Altered characteristics of regulatory T cells in target tissues of Sjögren’s syndrome in murine models

Abstract

Sjӧgren’s syndrome (SS), also known as Sjögren’s disease, is a chronic autoimmune condition predominantly affecting the salivary and lacrimal glands. The disease is driven by autoimmune responses involving the activation and actions of major innate- and adaptive immune cell subsets. However, the specific characteristics and roles of regulatory T cells (Tregs) in SS remain elusive. This study seeks to clarify the main phenotypic and functional attributes of Tregs in the salivary glands and their draining lymph nodes in murine models of SS. Our flow cytometric analysis revealed that Tregs in the salivary gland-draining lymph nodes of female non-obese diabetic (NOD) mice, a spontaneous model of SS, exhibited a greater proportion of activated Tregs and fewer resting Tregs compared to Balb/c mice.
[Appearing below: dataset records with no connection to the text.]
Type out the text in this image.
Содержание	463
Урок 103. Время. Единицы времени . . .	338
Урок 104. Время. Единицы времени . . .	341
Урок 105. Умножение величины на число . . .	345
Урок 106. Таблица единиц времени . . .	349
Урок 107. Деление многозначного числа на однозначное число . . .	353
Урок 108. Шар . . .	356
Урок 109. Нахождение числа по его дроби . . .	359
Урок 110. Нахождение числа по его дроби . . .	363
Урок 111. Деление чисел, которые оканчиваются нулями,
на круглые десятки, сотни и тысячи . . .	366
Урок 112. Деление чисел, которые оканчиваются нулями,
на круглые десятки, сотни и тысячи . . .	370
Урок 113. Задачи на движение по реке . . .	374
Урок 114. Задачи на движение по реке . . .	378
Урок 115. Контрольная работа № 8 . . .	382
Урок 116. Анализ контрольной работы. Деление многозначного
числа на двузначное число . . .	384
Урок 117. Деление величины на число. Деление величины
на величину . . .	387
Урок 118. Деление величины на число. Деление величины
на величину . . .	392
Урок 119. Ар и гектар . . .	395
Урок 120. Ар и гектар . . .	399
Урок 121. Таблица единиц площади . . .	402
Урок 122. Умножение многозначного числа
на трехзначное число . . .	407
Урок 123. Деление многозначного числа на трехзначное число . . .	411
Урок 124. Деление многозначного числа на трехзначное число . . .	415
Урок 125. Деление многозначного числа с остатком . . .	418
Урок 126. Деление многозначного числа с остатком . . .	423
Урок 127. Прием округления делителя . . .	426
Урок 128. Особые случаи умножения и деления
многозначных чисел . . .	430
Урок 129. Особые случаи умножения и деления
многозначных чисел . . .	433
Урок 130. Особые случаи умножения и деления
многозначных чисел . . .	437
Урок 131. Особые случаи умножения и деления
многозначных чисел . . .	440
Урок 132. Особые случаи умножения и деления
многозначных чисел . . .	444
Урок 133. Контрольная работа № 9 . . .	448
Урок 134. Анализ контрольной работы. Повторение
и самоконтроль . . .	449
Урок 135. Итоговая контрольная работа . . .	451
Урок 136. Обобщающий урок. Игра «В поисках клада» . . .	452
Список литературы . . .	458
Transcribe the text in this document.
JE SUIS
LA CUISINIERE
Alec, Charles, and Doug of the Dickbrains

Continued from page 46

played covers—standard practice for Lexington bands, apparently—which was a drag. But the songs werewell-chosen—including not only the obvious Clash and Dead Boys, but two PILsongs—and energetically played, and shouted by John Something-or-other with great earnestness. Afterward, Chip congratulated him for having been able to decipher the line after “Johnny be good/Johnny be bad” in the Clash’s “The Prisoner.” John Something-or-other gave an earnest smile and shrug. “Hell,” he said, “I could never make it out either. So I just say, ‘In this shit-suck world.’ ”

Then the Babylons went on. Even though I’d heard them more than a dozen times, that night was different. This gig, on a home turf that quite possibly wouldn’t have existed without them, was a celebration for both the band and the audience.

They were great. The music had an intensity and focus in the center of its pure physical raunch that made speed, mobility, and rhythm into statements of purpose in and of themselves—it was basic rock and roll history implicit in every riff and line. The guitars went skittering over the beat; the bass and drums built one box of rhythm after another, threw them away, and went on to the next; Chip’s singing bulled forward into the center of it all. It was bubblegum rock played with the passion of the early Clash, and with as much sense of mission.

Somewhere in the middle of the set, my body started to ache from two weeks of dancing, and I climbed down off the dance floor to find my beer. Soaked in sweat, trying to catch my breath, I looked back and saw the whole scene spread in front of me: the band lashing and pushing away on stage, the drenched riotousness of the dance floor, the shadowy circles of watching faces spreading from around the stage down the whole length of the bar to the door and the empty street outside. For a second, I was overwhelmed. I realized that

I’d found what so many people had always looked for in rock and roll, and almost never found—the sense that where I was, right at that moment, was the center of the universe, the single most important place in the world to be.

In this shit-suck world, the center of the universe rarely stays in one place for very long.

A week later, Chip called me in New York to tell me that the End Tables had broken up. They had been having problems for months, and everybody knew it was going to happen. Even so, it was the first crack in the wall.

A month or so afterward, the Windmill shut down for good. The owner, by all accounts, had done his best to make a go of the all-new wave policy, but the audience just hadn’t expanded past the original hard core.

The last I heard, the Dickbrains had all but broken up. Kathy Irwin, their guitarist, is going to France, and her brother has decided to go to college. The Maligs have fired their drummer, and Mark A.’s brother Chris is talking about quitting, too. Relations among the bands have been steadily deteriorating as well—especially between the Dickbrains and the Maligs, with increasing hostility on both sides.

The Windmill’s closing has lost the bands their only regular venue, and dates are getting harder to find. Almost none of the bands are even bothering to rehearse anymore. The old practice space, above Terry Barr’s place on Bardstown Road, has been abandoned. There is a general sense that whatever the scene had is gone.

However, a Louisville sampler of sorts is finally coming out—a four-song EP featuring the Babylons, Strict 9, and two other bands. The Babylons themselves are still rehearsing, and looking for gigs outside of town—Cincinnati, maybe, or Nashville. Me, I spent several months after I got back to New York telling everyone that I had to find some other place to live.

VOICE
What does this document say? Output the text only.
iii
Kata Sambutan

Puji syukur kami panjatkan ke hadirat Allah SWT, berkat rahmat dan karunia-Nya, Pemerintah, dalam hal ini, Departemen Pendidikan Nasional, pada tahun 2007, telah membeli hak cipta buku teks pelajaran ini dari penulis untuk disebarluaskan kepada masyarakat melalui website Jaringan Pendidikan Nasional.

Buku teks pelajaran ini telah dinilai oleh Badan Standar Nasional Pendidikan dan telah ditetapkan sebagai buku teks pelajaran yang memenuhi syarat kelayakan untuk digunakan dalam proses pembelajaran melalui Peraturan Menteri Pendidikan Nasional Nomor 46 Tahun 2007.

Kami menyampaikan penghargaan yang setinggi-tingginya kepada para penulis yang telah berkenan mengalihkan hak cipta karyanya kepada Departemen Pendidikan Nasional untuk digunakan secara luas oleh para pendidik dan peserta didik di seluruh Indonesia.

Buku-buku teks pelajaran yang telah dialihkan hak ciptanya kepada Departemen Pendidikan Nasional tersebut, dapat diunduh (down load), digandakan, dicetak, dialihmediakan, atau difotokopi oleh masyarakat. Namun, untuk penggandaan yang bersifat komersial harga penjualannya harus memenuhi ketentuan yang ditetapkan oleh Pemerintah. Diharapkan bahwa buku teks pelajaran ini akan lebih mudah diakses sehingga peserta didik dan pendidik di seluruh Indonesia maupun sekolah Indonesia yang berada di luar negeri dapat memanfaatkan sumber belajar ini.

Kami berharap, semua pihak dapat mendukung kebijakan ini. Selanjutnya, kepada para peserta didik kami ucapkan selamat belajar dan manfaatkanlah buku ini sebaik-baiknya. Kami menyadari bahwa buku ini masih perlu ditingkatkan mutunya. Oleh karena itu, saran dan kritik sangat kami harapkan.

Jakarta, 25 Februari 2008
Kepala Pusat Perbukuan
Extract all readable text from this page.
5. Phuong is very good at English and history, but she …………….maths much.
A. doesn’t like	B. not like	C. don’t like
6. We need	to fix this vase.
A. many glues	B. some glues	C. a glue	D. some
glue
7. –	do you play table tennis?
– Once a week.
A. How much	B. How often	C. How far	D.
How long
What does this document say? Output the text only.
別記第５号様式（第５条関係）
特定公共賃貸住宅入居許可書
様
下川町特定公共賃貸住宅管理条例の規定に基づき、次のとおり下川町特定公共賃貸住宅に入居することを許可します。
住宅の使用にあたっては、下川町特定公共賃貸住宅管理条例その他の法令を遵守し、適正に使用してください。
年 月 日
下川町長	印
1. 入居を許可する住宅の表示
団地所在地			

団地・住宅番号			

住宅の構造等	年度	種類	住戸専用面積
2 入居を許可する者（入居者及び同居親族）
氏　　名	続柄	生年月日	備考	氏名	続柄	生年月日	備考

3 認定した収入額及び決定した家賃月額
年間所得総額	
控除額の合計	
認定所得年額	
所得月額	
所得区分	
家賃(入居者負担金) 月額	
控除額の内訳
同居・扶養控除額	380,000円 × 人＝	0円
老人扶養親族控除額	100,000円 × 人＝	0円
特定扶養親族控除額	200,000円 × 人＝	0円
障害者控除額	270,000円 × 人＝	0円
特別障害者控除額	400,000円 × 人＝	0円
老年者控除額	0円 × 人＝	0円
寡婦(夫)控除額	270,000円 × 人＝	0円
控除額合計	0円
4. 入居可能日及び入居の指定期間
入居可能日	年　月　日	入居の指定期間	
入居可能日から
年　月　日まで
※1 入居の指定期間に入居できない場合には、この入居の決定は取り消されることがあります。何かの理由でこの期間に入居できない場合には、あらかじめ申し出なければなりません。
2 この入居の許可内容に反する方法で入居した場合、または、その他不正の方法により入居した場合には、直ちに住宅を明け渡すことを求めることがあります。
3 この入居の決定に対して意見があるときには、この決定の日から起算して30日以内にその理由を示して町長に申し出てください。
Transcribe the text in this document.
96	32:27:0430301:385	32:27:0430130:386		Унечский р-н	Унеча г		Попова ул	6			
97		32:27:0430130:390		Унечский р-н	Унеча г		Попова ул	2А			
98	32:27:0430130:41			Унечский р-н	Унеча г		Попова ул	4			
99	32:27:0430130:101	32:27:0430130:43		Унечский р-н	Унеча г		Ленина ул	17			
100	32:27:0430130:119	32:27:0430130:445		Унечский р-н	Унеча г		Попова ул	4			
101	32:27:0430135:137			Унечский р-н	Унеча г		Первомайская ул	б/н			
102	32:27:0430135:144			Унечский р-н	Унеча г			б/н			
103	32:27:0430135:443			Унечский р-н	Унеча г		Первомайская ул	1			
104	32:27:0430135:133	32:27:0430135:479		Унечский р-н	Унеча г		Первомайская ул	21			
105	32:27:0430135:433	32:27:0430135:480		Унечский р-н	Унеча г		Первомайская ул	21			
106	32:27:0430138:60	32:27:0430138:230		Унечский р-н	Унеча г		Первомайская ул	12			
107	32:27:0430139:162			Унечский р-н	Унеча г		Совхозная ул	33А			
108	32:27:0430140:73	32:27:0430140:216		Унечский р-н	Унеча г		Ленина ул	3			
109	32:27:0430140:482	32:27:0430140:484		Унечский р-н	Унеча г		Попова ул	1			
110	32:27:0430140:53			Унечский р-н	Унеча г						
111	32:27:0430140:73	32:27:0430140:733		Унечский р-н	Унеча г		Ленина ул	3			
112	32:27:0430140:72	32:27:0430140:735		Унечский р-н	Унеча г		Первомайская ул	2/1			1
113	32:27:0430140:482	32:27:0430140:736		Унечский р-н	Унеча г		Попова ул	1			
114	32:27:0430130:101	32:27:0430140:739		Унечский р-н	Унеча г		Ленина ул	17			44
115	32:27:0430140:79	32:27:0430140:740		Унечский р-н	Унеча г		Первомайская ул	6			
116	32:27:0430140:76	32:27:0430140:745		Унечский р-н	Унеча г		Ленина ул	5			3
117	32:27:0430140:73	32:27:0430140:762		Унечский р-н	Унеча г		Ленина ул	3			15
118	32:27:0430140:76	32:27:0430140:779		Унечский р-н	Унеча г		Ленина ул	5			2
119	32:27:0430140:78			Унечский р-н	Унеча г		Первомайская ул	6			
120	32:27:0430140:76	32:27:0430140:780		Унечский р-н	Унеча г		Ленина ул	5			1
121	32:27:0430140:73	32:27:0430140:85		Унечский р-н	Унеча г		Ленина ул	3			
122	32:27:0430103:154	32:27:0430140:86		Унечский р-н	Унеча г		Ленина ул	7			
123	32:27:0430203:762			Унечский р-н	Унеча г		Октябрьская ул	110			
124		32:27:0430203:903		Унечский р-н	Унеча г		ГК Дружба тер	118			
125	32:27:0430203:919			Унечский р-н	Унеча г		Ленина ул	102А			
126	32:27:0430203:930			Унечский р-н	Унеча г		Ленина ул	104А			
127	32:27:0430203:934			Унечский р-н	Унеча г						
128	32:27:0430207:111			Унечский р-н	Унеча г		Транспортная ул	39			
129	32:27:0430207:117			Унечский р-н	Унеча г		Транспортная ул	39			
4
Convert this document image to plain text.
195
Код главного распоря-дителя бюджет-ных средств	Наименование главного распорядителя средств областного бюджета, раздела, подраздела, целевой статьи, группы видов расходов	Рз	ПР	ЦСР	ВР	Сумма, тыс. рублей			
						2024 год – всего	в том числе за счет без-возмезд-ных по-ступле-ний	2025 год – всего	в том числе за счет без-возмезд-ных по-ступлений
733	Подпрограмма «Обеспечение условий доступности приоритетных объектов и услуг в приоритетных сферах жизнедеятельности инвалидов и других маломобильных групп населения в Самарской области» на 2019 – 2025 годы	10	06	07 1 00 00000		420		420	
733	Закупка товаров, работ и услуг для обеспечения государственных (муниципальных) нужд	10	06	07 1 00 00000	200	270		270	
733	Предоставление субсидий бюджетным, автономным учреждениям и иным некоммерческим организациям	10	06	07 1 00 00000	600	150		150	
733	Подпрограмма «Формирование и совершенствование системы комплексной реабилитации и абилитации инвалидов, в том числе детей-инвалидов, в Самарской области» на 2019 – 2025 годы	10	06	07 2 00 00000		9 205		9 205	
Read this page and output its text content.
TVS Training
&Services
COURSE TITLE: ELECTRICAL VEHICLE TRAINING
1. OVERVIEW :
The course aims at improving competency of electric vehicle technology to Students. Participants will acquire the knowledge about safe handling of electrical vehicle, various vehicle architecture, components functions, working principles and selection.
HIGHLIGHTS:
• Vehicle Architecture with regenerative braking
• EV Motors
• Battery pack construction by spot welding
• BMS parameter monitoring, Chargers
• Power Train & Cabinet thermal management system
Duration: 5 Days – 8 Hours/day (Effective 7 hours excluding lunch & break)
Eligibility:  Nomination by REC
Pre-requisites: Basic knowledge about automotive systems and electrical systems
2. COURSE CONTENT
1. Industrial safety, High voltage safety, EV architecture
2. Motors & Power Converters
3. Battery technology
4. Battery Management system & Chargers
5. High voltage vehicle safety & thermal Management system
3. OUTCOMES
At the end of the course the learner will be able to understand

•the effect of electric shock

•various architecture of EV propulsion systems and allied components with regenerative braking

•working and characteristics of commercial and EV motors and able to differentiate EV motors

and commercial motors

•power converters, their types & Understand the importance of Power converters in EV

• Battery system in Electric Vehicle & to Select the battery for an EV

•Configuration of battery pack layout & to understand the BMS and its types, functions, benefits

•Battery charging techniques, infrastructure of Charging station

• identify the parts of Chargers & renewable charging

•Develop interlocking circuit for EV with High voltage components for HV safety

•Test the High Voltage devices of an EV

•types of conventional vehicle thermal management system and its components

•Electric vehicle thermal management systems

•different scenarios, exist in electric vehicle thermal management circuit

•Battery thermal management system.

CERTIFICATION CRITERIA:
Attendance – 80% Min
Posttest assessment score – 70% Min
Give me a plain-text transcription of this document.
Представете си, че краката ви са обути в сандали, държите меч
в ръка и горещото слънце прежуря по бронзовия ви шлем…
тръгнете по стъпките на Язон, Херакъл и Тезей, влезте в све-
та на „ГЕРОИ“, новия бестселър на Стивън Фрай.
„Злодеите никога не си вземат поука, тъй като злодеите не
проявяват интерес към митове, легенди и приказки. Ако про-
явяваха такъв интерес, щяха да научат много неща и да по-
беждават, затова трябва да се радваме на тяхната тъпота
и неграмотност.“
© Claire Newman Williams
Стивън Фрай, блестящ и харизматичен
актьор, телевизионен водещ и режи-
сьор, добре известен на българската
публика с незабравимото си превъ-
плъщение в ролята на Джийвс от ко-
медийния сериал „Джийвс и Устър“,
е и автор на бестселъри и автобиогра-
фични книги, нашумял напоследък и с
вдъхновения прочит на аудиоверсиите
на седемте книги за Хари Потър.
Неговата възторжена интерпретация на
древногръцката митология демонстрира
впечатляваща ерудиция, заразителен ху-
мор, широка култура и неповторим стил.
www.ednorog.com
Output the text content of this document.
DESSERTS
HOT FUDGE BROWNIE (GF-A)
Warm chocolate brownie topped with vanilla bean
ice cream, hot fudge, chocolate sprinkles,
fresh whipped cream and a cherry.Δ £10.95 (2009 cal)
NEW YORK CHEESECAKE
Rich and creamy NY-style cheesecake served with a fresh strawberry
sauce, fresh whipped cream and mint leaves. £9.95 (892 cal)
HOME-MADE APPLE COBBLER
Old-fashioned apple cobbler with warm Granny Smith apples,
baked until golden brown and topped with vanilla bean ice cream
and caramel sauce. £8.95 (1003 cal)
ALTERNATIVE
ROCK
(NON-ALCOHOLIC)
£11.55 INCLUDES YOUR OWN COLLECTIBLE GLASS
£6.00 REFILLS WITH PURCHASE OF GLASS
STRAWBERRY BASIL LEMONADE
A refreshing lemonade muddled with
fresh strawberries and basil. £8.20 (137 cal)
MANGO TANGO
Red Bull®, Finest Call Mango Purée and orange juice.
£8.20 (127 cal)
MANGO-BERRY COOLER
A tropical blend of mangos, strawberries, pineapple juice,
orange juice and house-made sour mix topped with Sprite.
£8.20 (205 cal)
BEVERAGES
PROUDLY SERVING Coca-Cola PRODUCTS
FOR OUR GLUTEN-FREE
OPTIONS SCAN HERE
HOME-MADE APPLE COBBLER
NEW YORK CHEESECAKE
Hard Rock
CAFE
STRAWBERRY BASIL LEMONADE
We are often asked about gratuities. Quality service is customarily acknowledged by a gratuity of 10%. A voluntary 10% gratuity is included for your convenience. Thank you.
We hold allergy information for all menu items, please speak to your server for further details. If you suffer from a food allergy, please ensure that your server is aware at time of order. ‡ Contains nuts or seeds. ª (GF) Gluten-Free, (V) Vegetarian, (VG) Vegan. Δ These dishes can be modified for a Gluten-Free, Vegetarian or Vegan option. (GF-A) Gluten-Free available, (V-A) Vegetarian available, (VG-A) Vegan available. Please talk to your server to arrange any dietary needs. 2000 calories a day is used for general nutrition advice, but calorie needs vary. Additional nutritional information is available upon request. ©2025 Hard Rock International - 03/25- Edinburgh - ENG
Furthermore, Tregs from the salivary gland-draining lymph nodes of female C57BL/6.NOD-Aec1Aec2 (B6.NOD-Aec) mice, a model for primary SS, demonstrated significantly lower IL-10 production but markedly higher IFNγ- and IL-17 production than their C57BL/6 counterparts. Additionally, treatment of C57BL/6 Tregs with IL-7, a cytokine critical for SS pathogenesis, resulted in diminished IL-10 production and enhanced IFNγ and IL-17 production in these cells. Notably, the alterations in B6.NOD-Aec Tregs also included an increased expression of the immune-inhibitory molecule CTLA-4 compared to the C57BL/6 Tregs. Intriguingly, in vitro co-cultures of Tregs with conventional CD4 T cells and other key immune populations from lymph nodes indicated that Tregs from salivary gland-draining lymph nodes of both B6.NOD-Aec and C57BL/6 strains exhibited comparable and limited immunosuppressive effects on the proliferation and function of conventional CD4 T cells. The ability of B6.NOD-Aec Tregs to directly inflict damages to salivary gland epithelial tissues and contribute to SS pathologies through IFNγ and IL-17 that they produce warrants further investigations. In addition, enhancing the relatively weak immunosuppressive capacities of these Tregs may also serve as a viable strategy to alleviate the SS phenotype in the mouse models and potentially in patients.